O bandido barbudo cuspiu, pois toda vez que viam os 'ingredientes' do Lobo Solitário sentiam um frio entre as pernas; pior ainda, após o licor, o lobo às vezes os devorava com prazer.
Lin Yang deixou transparecer um olhar divertido; diante da provocação desses tolos, não sentia raiva, mas achava tudo muito engraçado.
Decidiu dar ao bandido de olhos salientes uma morte digna.
"Está assustado, não é? Chegou minha vez de agir, vou garantir que você deseje nunca ter nascido."
Os olhos salientes do Lobo Solitário saltaram ainda mais, parecendo prestes a cair das órbitas, causando temor.
Com um semblante feroz, ele ergueu a faca para matar o camelo assustado, golpeando seu pescoço.

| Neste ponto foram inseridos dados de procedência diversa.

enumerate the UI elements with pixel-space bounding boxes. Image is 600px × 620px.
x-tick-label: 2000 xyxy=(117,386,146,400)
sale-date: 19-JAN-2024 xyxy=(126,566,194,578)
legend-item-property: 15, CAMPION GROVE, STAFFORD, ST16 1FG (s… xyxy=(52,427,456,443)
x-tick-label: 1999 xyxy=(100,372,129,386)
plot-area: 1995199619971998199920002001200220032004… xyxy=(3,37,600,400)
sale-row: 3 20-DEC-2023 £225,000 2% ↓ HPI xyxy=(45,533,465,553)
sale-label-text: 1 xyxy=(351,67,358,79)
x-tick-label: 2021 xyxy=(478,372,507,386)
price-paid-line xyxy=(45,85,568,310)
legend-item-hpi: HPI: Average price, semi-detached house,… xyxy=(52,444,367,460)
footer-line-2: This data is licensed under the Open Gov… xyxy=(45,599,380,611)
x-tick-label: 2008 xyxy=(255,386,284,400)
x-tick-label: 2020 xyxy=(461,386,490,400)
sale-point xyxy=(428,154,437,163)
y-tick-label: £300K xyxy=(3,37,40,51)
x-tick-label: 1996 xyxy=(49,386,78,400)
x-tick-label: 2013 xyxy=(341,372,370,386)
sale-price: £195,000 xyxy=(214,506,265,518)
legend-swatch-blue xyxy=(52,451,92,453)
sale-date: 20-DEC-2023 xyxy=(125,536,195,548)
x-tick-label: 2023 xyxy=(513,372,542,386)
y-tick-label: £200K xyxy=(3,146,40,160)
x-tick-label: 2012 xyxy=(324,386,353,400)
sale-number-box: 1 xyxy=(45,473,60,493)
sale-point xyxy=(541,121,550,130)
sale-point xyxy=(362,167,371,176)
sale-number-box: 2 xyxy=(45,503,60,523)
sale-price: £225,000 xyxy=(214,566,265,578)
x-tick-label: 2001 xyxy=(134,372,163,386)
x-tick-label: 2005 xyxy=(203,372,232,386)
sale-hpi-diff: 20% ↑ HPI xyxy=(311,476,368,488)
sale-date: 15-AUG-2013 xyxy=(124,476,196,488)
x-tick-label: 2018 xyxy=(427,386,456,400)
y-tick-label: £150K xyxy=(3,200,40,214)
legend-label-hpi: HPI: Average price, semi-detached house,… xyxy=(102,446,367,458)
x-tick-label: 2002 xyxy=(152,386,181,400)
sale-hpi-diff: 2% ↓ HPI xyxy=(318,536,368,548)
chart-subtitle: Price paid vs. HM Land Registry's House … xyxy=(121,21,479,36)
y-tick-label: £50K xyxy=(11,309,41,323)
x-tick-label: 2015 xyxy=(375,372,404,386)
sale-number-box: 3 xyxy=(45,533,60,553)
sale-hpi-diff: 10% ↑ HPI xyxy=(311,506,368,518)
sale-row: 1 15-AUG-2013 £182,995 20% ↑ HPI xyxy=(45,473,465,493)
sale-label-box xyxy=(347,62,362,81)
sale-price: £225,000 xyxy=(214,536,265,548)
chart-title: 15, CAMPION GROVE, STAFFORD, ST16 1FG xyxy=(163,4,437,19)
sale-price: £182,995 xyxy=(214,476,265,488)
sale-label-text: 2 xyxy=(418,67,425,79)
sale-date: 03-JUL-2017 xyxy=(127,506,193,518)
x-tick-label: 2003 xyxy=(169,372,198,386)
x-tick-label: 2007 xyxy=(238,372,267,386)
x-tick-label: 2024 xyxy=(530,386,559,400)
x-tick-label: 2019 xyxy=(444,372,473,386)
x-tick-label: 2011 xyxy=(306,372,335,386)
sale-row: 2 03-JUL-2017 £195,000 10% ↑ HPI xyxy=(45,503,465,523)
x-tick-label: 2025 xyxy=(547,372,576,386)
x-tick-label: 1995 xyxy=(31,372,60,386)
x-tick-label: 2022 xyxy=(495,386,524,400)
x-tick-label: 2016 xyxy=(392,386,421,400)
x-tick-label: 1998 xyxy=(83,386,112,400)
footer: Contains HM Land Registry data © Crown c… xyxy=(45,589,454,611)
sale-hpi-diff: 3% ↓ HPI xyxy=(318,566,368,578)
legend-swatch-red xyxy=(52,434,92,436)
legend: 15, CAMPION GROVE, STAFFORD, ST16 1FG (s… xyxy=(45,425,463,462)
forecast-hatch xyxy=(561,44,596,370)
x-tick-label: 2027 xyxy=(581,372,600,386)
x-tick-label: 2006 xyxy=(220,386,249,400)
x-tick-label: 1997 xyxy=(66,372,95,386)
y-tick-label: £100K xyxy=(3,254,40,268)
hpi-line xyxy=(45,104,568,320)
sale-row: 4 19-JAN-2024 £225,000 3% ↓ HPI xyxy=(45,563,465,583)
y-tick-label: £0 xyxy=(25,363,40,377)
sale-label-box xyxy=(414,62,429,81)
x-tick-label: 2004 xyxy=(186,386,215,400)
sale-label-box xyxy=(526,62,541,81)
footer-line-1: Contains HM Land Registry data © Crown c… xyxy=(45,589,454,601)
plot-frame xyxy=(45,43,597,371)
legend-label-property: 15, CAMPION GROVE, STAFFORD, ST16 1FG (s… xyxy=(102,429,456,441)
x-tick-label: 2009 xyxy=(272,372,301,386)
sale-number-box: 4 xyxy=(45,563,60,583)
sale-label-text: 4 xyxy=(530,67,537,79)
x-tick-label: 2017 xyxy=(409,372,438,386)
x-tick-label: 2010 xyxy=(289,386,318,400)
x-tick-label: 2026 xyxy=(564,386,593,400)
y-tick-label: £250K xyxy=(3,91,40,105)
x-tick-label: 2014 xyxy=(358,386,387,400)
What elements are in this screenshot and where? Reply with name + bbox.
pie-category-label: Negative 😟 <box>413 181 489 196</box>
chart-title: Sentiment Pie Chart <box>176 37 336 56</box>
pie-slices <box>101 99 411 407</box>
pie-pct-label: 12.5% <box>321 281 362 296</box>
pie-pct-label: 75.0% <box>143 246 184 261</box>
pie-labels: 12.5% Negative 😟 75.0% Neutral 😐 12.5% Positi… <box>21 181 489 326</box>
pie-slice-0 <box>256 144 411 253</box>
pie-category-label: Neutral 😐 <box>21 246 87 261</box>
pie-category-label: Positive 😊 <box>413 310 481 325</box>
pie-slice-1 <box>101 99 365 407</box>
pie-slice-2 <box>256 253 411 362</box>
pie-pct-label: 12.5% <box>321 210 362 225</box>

"Impossível! Você tem a força do chefe! Não pode ser!"

Vendo o viajante do deserto à sua frente segurar a lâmina entre dois dedos brancos como jade, feito que apenas o chefe poderia realizar, Lobo Solitário gritou apavorado, finalmente percebia que encontrara um verdadeiro mestre.
"Cuidado, ele é... ah, ah, minha mão! Seu desgraçado!"
Mal terminou o alerta, sentiu uma dor insuportável no pulso; seus olhos salientes viram Lin Yang torcer sua mão como se fosse uma corda, arrancando-a. Sangue jorrava sem parar.
"Maldição, é um mestre!"
O bandido barbudo sentiu o coração gelar; xingando, preparou-se com os companheiros para resgatar o amigo. Erguendo as facas juntos, balançaram três vezes no ar, com toda uma solenidade ritual.
"Fatiem-no!"
Os bandidos gritaram, avançando sem se intimidar com a facilidade com que Lin Yang mutilara o outro; já tinham visto muitos assim, todos acabaram cercados e mortos, servindo como recheio de pastéis.
"O nosso chefe se chama Zeloju, se não quiser que sua família vire comida de cachorro, é melhor se entregar sem resistência."
O barbudo era astuto; mesmo com a vantagem numérica, considerava inevitável a vitória, e não parava de ameaçar.
Zeloju era um dos maiores chefes de bandidos da região do Mar de Areia; discípulo de um mestre do Nono Céu Exterior, terceiro na lista de mestres, conhecido como Velho Chorão, ele próprio era um expert do Céu Exterior, temido por todos.
Observando o grupo de bandidos e ouvindo insultos torpes sobre seus familiares, Lin Yang franziu levemente a testa, sentindo uma ponta de irritação.
Inferno do Coração da Espada.
Um espaço de energia da espada invisível aos olhos se expandiu, congelando todos os movimentos dos bandidos num instante.
"Que tipo de poder é esse?"
Vendo os companheiros paralisados, os bandidos sentiram terror, percebendo que o viajante era um mestre inimaginável.
Dor, dor, dor!
Sentindo seus pulsos e tornozelos sendo lentamente cortados por uma lâmina invisível, incapazes de se mover, só podiam gritar em suas mentes.